Much later in the early 1980s Asimov published a sequel, Foundation’s Edge, which did so well for the publisher that Asimov was cajoled into writing still more, which he did by writing several prequels and trying (not very successfully, in my opinion) to tie in his Robot Series with his Foundation Series.
Anyway for me Asimov’s Foundation Series is basically The Foundation Trilogy (which I have now read, by my recent estimate, at least eight times) and maybe Foundation’s Edge.
View fullsize

Astounding Science Fiction for August 1944 featuring The Big and the Little, the third published Foundation story
Now I have no idea what the producers and writers of the forthcoming Foundation series have in mind, but with Robyn Asimov (Isaac’s daughter) signed on as an executive producer I have high hopes that whatever they do they will at least be faithful to the spirit of Asimov’s work.
Recall that the original stories were written in the 40s, before there were computers, so even though the series takes place tens of thousands of years in the future, there are no computers in the stories. When the characters need to perform complex calculations to navigate their spaceships from one star system to another, they do so manually with the assistance of calculators, a process that can take days. When they want to purchase tickets for an interstellar trip, they insert cash into a vending machine and receive change, credit cards not having been invented yet, let alone hand held devices like iPhones. You get the idea. The technology in the stories is seriously out of date. So whatever the showrunners do, they’re going to have to make a lot of changes.
Not only will they have to decide whether to dramatize all the stories in the series or just the Trilogy, but another challenge will be the vast timescale and changing casts of characters. The stories of the Trilogy alone take place over a nearly 400 year period, and most of the stories feature completely different sets of characters.
Back in the 70s, the BBC did an eight part radio serial based on the Trilogy and they kept it very true to the stories. That worked well for radio, but I’m not sure it would work for today’s TV audience.
Anyway, here’s what I would do. The final story introduces Arkady Darell, the fourteen year old daughter of Dr. Toran Darell; the Darells, father and daughter, are actually descendants of the leading characters of a previous story. When we meet Arkady, she is writing a paper for school which goes on to recap the events of the preceding stories for those coming in late.
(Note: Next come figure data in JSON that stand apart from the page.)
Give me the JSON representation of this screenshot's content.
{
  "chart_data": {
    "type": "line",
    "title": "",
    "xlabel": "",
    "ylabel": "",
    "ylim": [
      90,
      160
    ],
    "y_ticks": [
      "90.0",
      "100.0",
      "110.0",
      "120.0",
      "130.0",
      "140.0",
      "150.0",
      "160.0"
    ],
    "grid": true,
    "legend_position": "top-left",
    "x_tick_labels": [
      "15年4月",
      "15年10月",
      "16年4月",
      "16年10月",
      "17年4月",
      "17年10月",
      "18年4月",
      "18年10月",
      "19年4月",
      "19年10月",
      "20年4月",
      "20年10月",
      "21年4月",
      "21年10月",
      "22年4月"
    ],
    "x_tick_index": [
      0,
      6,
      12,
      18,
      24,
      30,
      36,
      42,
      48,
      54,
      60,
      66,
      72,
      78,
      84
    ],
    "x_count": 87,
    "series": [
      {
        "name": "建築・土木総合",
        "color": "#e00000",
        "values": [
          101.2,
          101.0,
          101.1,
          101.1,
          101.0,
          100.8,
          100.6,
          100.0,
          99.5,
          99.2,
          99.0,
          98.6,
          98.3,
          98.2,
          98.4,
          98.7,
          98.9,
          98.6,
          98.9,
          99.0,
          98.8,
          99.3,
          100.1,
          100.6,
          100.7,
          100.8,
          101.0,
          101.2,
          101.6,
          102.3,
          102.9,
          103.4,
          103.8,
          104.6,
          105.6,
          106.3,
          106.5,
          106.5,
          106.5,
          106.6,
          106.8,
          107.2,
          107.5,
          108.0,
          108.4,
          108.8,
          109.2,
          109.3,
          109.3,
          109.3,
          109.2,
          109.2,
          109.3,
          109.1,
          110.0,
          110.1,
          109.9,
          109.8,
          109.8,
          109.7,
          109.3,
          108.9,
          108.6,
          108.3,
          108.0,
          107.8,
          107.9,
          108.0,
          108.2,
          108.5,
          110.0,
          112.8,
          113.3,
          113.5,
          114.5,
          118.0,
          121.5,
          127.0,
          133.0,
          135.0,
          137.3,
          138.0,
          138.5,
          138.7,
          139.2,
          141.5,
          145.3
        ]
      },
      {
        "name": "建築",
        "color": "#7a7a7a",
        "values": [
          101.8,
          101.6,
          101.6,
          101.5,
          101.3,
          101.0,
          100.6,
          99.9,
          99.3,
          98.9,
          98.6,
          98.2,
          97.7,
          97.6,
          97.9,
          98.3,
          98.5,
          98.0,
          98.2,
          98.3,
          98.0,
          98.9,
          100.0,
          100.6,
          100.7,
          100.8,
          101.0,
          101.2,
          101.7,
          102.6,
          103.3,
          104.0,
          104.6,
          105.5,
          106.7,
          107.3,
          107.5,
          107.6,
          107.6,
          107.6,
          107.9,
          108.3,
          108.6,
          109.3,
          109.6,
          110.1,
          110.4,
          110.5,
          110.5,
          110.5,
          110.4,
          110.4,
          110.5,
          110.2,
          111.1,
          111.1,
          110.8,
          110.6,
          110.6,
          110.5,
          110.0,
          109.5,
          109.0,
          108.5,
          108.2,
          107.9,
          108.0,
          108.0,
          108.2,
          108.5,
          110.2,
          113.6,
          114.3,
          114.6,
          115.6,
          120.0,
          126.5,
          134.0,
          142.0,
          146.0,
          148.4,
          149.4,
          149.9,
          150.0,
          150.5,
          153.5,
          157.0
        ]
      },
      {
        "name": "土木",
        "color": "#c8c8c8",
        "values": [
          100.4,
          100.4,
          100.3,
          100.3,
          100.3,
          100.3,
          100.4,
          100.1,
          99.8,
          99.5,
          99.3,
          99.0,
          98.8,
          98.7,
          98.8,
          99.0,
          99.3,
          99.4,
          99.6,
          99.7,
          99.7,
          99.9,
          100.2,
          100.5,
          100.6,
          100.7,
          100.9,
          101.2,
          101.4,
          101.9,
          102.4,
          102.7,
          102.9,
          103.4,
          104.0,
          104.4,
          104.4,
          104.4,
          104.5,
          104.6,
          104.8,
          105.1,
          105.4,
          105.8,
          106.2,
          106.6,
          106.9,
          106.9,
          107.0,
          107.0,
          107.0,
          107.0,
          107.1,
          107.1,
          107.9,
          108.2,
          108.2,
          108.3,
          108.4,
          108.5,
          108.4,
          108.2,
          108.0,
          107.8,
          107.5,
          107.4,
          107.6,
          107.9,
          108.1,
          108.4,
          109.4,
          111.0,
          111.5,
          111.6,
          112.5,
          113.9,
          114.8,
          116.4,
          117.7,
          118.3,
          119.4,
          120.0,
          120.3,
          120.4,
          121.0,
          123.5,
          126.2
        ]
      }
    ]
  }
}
So my proposal is to make Arkady and her father the main characters of the series and greatly expand their story, during the course of which she would be researching the history of the Foundation and the role that her ancestors played in it. So the preceding stories could be told as flashbacks, with Arkady acting as narrator and interjecting some sharp commentary from time to time.
I would stick primarily to the Trilogy, in that I would end the series where the Trilogy ends, but I might incorporate some material from the prequels (it’s been awhile since I read them and I have little memory of them).
So that’s my framing device for the series. Of course, that still leaves a lot of work to be done.